Two months later, I've become completely caught up in the adult coloring craze. I've been spending at least an hour every night curled up with one of the coloring books, a box of colored pencils, and an episode of something playing on my laptop. I confess that I've been putting off watching several movies with subtitles because they'll require me to spend more time looking at the screen and less being able to focus on my coloring. I've come to the conclusion that I'm not particularly good at coloring, but that's not the point of the activity. I'm having a great time reconnecting to my creative side and letting my overactive, overcritical mind loose on something fun.
Now, when the trend first popped up around a year ago, and we started getting articles and think pieces about the implications of coloring suddenly becoming popular among grown-ups, I didn't pay much attention. Now, looking back over the arguments about whether this signaled that adults were becoming infantilized, if there's anything actually creative about coloring, or whether coloring actually has any therapeutic benefits, it all seems so silly. Of course it's creative, its therapeutic value depends on the person, and there's nothing infantile about it. I say this from the perspective of someone who colored with pencils from childhood until well into her twenties. Nobody ever objected - probably because I also drew and inked the line art first.

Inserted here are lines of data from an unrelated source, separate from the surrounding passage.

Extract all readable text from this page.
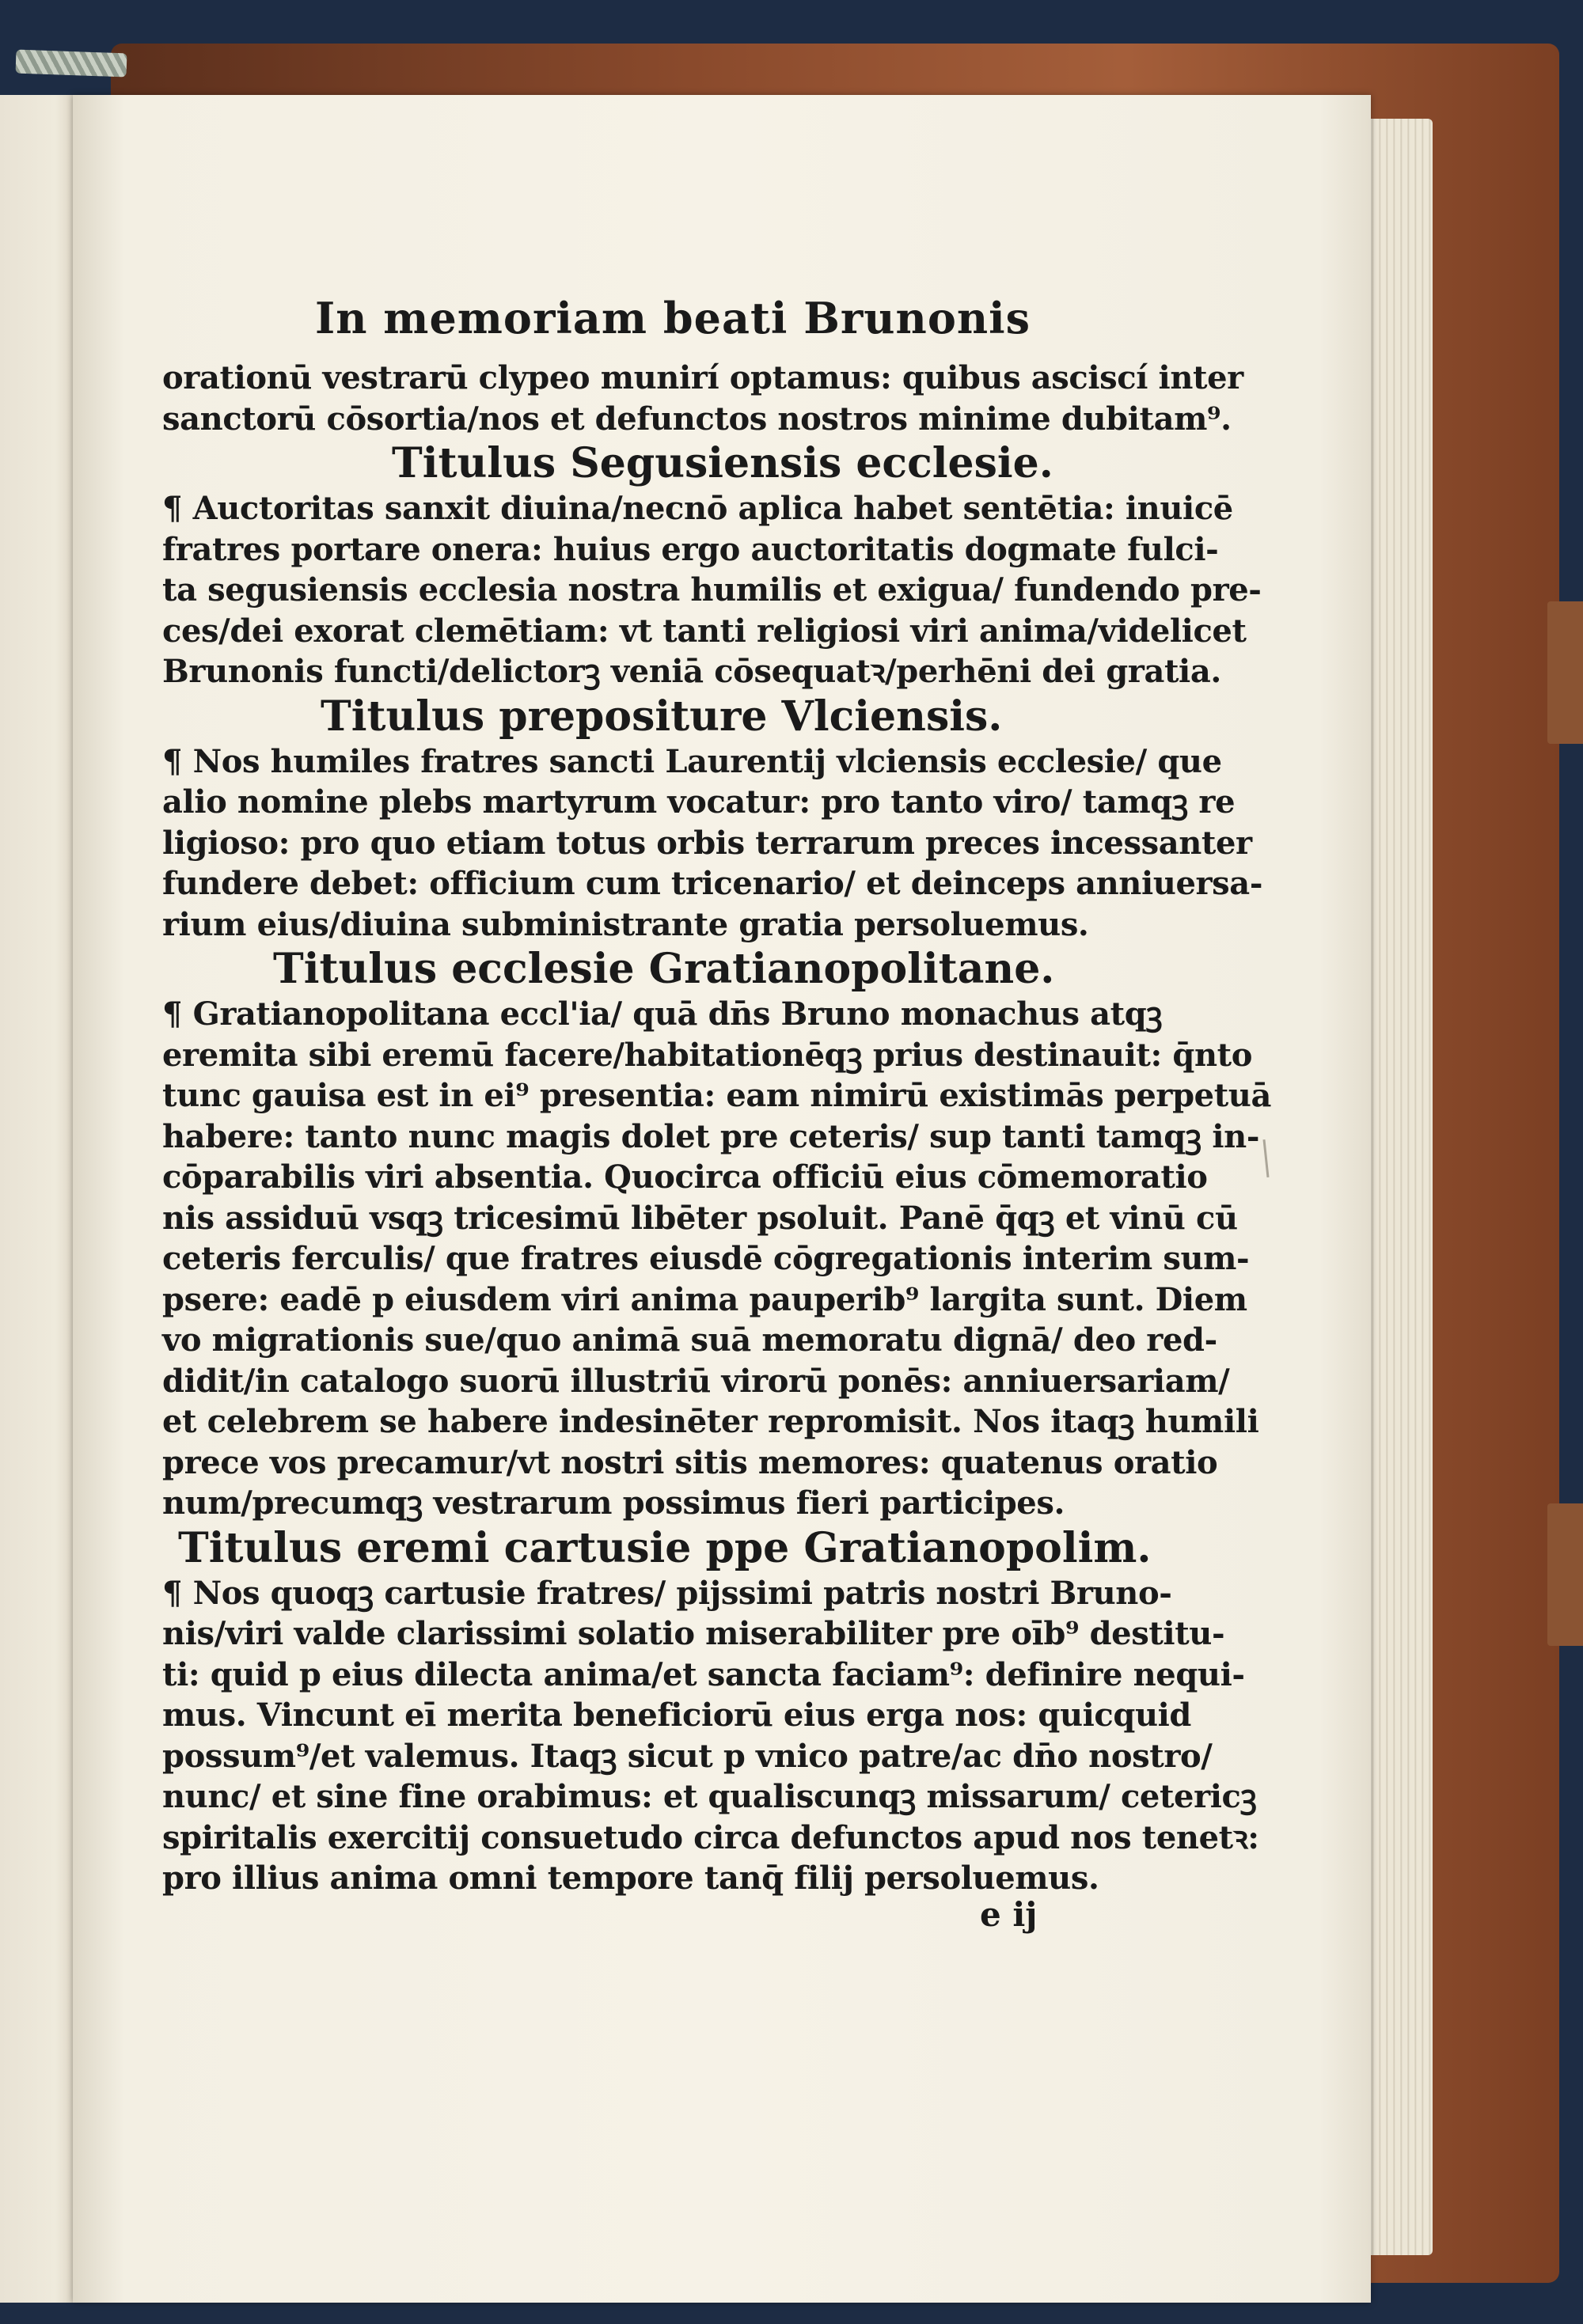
In memoriam beati Brunonis
orationū vestrarū clypeo munirí optamus: quibus asciscí inter
sanctorū cōsortia/nos et defunctos nostros minime dubitam⁹.
Titulus Segusiensis ecclesie.
¶ Auctoritas sanxit diuina/necnō aplica habet sentētia: inuicē
fratres portare onera: huius ergo auctoritatis dogmate fulci-
ta segusiensis ecclesia nostra humilis et exigua/ fundendo pre-
ces/dei exorat clemētiam: vt tanti religiosi viri anima/videlicet
Brunonis functi/delictorꝫ veniā cōsequatꝛ/perhēni dei gratia.
Titulus prepositure Vlciensis.
¶ Nos humiles fratres sancti Laurentij vlciensis ecclesie/ que
alio nomine plebs martyrum vocatur: pro tanto viro/ tamqꝫ re
ligioso: pro quo etiam totus orbis terrarum preces incessanter
fundere debet: officium cum tricenario/ et deinceps anniuersa-
rium eius/diuina subministrante gratia persoluemus.
Titulus ecclesie Gratianopolitane.
¶ Gratianopolitana eccl'ia/ quā dn̄s Bruno monachus atqꝫ
eremita sibi eremū facere/habitationēqꝫ prius destinauit: q̄nto
tunc gauisa est in ei⁹ presentia: eam nimirū existimās perpetuā
habere: tanto nunc magis dolet pre ceteris/ sup tanti tamqꝫ in-
cōparabilis viri absentia. Quocirca officiū eius cōmemoratio
nis assiduū vsqꝫ tricesimū libēter psoluit. Panē q̄qꝫ et vinū cū
ceteris ferculis/ que fratres eiusdē cōgregationis interim sum-
psere: eadē p eiusdem viri anima pauperib⁹ largita sunt. Diem
vo migrationis sue/quo animā suā memoratu dignā/ deo red-
didit/in catalogo suorū illustriū virorū ponēs: anniuersariam/
et celebrem se habere indesinēter repromisit. Nos itaqꝫ humili
prece vos precamur/vt nostri sitis memores: quatenus oratio
num/precumqꝫ vestrarum possimus fieri participes.
Titulus eremi cartusie ppe Gratianopolim.
¶ Nos quoqꝫ cartusie fratres/ pijssimi patris nostri Bruno-
nis/viri valde clarissimi solatio miserabiliter pre oīb⁹ destitu-
ti: quid p eius dilecta anima/et sancta faciam⁹: definire nequi-
mus. Vincunt eī merita beneficiorū eius erga nos: quicquid
possum⁹/et valemus. Itaqꝫ sicut p vnico patre/ac dn̄o nostro/
nunc/ et sine fine orabimus: et qualiscunqꝫ missarum/ cetericꝫ
spiritalis exercitij consuetudo circa defunctos apud nos tenetꝛ:
pro illius anima omni tempore tanq̄ filij persoluemus.
e ij
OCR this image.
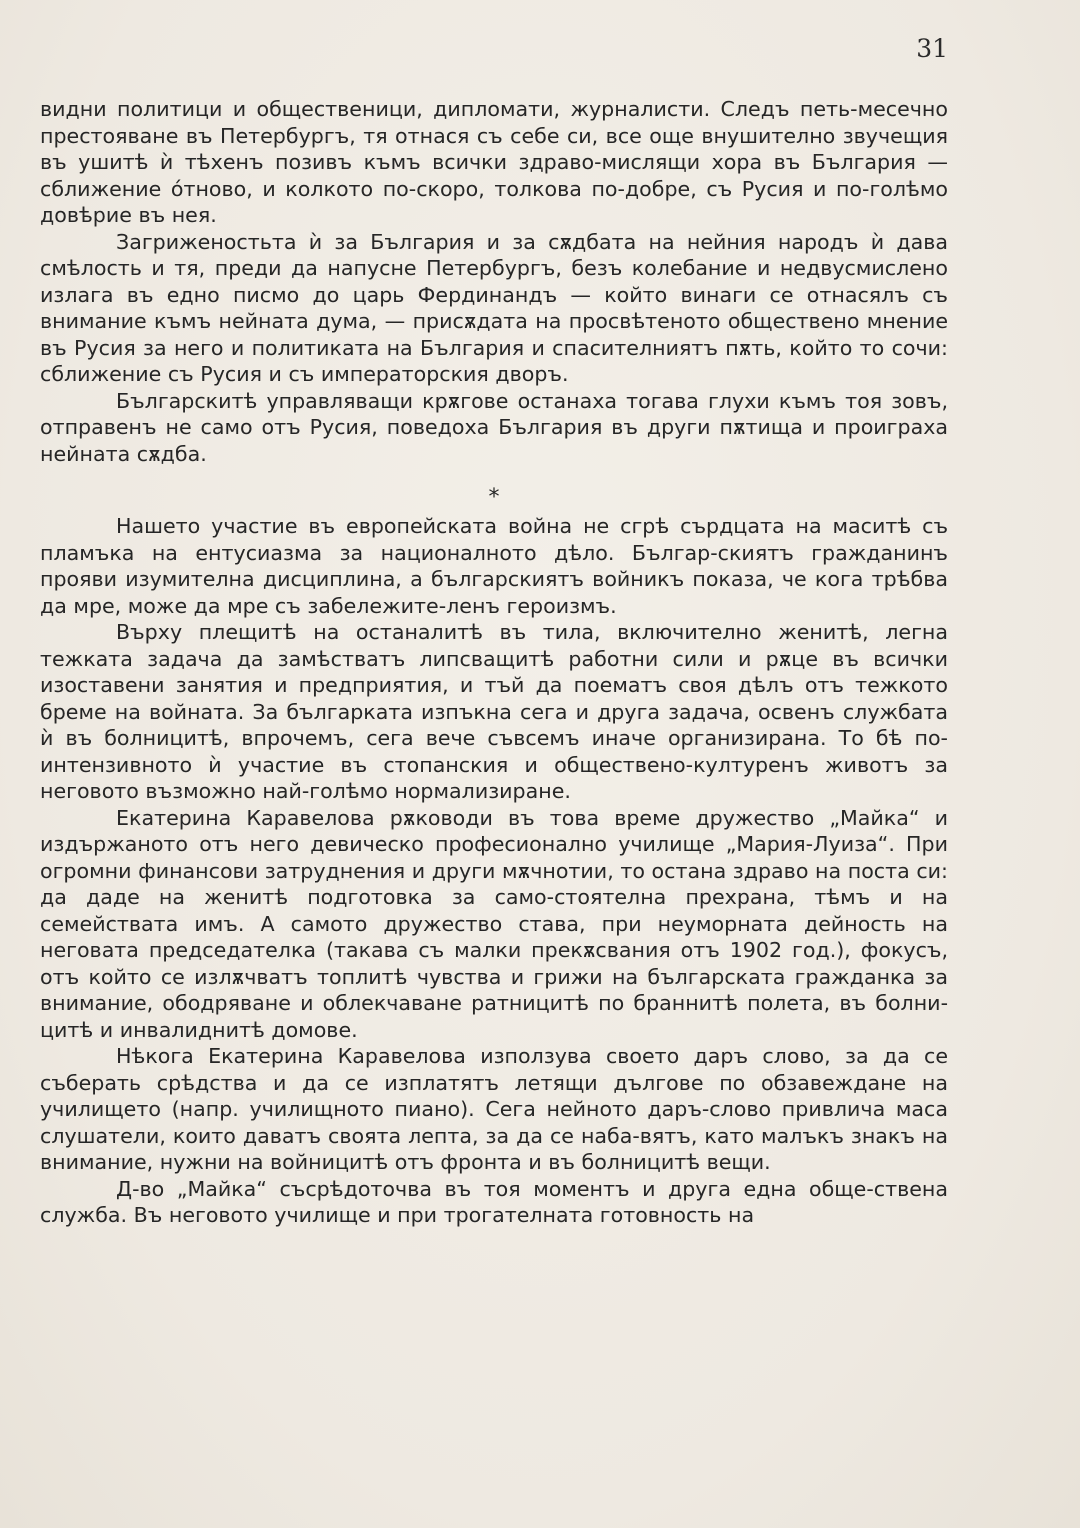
31

видни политици и общественици, дипломати, журналисти. Следъ петь-месечно престояване въ Петербургъ, тя отнася съ себе си, все още внушително звучещия въ ушитѣ ѝ тѣхенъ позивъ къмъ всички здраво-мислящи хора въ България — сближение óтново, и колкото по-скоро, толкова по-добре, съ Русия и по-голѣмо довѣрие въ нея.

Загриженостьта ѝ за България и за сѫдбата на нейния народъ ѝ дава смѣлость и тя, преди да напусне Петербургъ, безъ колебание и недвусмислено излага въ едно писмо до царь Фердинандъ — който винаги се отнасялъ съ внимание къмъ нейната дума, — присѫдата на просвѣтеното обществено мнение въ Русия за него и политиката на България и спасителниятъ пѫть, който то сочи: сближение съ Русия и съ императорския дворъ.

Българскитѣ управляващи крѫгове останаха тогава глухи къмъ тоя зовъ, отправенъ не само отъ Русия, поведоха България въ други пѫтища и проиграха нейната сѫдба.

*

Нашето участие въ европейската война не сгрѣ сърдцата на маситѣ съ пламъка на ентусиазма за националното дѣло. Българ-скиятъ гражданинъ прояви изумителна дисциплина, а българскиятъ войникъ показа, че кога трѣбва да мре, може да мре съ забележите-ленъ героизмъ.

Върху плещитѣ на останалитѣ въ тила, включително женитѣ, легна тежката задача да замѣстватъ липсващитѣ работни сили и рѫце въ всички изоставени занятия и предприятия, и тъй да поематъ своя дѣлъ отъ тежкото бреме на войната. За българката изпъкна сега и друга задача, освенъ службата ѝ въ болницитѣ, впрочемъ, сега вече съвсемъ иначе организирана. То бѣ по-интензивното ѝ участие въ стопанския и обществено-културенъ животъ за неговото възможно най-голѣмо нормализиране.

Екатерина Каравелова рѫководи въ това време дружество „Майка“ и издържаното отъ него девическо професионално училище „Мария-Луиза“. При огромни финансови затруднения и други мѫчнотии, то остана здраво на поста си: да даде на женитѣ подготовка за само-стоятелна прехрана, тѣмъ и на семействата имъ. А самото дружество става, при неуморната дейность на неговата председателка (такава съ малки прекѫсвания отъ 1902 год.), фокусъ, отъ който се излѫчватъ топлитѣ чувства и грижи на българската гражданка за внимание, ободряване и облекчаване ратницитѣ по браннитѣ полета, въ болни-цитѣ и инвалиднитѣ домове.

Нѣкога Екатерина Каравелова използува своето даръ слово, за да се съберать срѣдства и да се изплатятъ летящи дългове по обзавеждане на училището (напр. училищното пиано). Сега нейното даръ-слово привлича маса слушатели, които даватъ своята лепта, за да се наба-вятъ, като малъкъ знакъ на внимание, нужни на войницитѣ отъ фронта и въ болницитѣ вещи.

Д-во „Майка“ съсрѣдоточва въ тоя моментъ и друга една обще-ствена служба. Въ неговото училище и при трогателната готовность на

Coloring is it's own separate process from drawing, with its own techniques and challenges. It's generally more tedious, but certainly offers its own opportunities for creativity, and can be significantly rewarding. Detractors claim that simply coloring in somebody else's drawing isn't really creating art, which is a crock. When you color, you're responsible for the hues, lights, shadows, textures, and patterns. You're not creating the whole piece, but you are a collaborator, and an important one. That's why some find coloring to be a mindless activity, and some can get completely worked up and stressed out over it. I fall somewhere in the middle. I get frustrated when the pictures I color are boring, or I don't like the template artist's choices, or I make mistakes and the end product looks terrible. But when things go right, there's a certain easy pleasure to the whole process.
I stopped drawing in my late twenties when I got too busy, and didn't particularly feel an inclination for it anymore. I always loved making art as a hobby, but found it a little depressing at times because I was never as good as I wanted to be at it, and never in a position to spend the necessary time and effort to get better at it. I have some perfectionist tendencies, which don't help. With the coloring books, however, the pressure's mostly off. I still look at some of the nicer drawings and wonder if I'm going to ruin them if I try to add anything. And then, I tell myself that it's just for fun and practice. These aren't pictures I'd ever want to put on my wall. The books are cheap (and plentiful) enough that I can always go out and buy another one if I want to try again.
On that note, I admit I have been obsessing over these books lately. Whenever I have a spare moment at work, I find myself on Amazon, looking through their previews, trying to gauge which book I'd like to try next. My experiences with adult coloring so far have revealed that I'm very picky about templates. Those "Star Wars" and "Harry Potter" themed books look pretty on the outside, but the actual coloring pages are not my thing at all. I've even made two trips to my local Barnes & Noble during lunch hours just to browse their selection.
One thing's for certain. My Amazon wish list is going to have a lot fewer sock and soap suggestions next year.